The Green Paper suggested that there might be a central clearing house for employer and employee contributions. However, in a recent consultation paper, the Government favour making use of existing Bank clearing facilities.
Although it is still proposed that stakeholder schemes should generally be trust based, the Government has accepted that trustee boards may pose difficulties in some cases (where for example schemes are set up by financial service companies). To encourage the development of stakeholder schemes, they have suggested that there should be an alternative governance structure. This alternative would consist of a “stakeholder pension manager” who would be authorised by the FSA. members’ rights would then be governed by the terms of a contract with the manager. The Government have invited views about the possibility of a members’ advisory committee that could require reports from the manager on certain aspects of the scheme.

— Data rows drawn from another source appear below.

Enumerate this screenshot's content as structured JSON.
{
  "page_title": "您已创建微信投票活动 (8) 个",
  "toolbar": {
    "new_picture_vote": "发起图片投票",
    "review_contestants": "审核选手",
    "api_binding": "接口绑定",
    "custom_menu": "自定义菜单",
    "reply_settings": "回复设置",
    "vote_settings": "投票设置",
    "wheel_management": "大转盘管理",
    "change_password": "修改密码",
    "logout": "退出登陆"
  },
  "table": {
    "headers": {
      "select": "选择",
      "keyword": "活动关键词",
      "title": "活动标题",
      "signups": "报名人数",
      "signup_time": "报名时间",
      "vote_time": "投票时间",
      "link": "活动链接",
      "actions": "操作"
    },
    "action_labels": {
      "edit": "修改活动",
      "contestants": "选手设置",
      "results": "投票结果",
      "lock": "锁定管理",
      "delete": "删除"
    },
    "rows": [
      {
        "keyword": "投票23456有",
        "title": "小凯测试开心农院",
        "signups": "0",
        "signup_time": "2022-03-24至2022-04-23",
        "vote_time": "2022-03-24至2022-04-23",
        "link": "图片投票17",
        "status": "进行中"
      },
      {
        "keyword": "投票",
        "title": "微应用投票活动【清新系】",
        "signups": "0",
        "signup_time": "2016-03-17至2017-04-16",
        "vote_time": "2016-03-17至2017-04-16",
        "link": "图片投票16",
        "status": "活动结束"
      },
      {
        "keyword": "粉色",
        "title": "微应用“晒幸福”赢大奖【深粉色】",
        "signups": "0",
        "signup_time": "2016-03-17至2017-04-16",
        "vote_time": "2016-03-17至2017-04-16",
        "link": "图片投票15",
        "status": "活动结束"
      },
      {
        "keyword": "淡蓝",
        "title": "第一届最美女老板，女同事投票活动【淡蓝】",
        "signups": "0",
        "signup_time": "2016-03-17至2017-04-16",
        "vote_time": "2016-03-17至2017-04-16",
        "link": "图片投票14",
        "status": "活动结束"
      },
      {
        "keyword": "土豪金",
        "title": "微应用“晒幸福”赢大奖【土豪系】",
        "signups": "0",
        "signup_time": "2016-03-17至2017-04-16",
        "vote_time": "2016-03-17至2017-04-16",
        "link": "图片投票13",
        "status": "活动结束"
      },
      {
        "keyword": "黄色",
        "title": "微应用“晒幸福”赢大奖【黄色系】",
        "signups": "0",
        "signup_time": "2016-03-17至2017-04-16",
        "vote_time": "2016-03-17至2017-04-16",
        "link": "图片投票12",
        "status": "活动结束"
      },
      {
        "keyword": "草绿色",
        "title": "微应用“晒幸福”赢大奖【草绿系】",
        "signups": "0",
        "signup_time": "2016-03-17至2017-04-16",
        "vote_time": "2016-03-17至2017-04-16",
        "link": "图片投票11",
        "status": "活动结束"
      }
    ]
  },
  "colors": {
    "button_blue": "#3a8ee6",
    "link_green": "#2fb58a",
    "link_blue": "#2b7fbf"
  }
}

Finally, depending on what form all of these proposals finally take, it seems increasingly likely that employers who currently offer GPPs may not need to provide employees with a stakeholder alternative providing the GPP meets certain minimum standards.

State second pension

SERPS is to be the subject of major reform in recognition of the fact that, because of its earnings-related nature, it provides least for those who need more and it no longer provides a real retirement income for middle and high earners.

It was originally proposed that the reforms would be introduced in 2 stages, the first giving increased benefits for low earners and the second introducing a new flat rate benefit. However, the Government announced at the end of April that it could “be persuaded” that the reforms should be introduced in a single stage. This was in response to industry complaints that 2 stage implementation could cause confusion and result in people receiving the wrong advice.
If it appears that stakeholder schemes may take a while to get off the ground, a later single stage implementation date may become more likely, as the Government will be advising people to move into funded pension arrangements, which they cannot do if stakeholder is not in place.

Conclusion

The Government’s stated intention in many of these reforms is to simplify the current regulatory regime and strengthen the framework for occupational pension schemes. To the extent that the reforms achieve this they are to be welcomed. However, it must be wondered whether, or to what extent, they will instead simply impose yet more regulation on the already heavily regulated pensions industry. We will have to wait and see.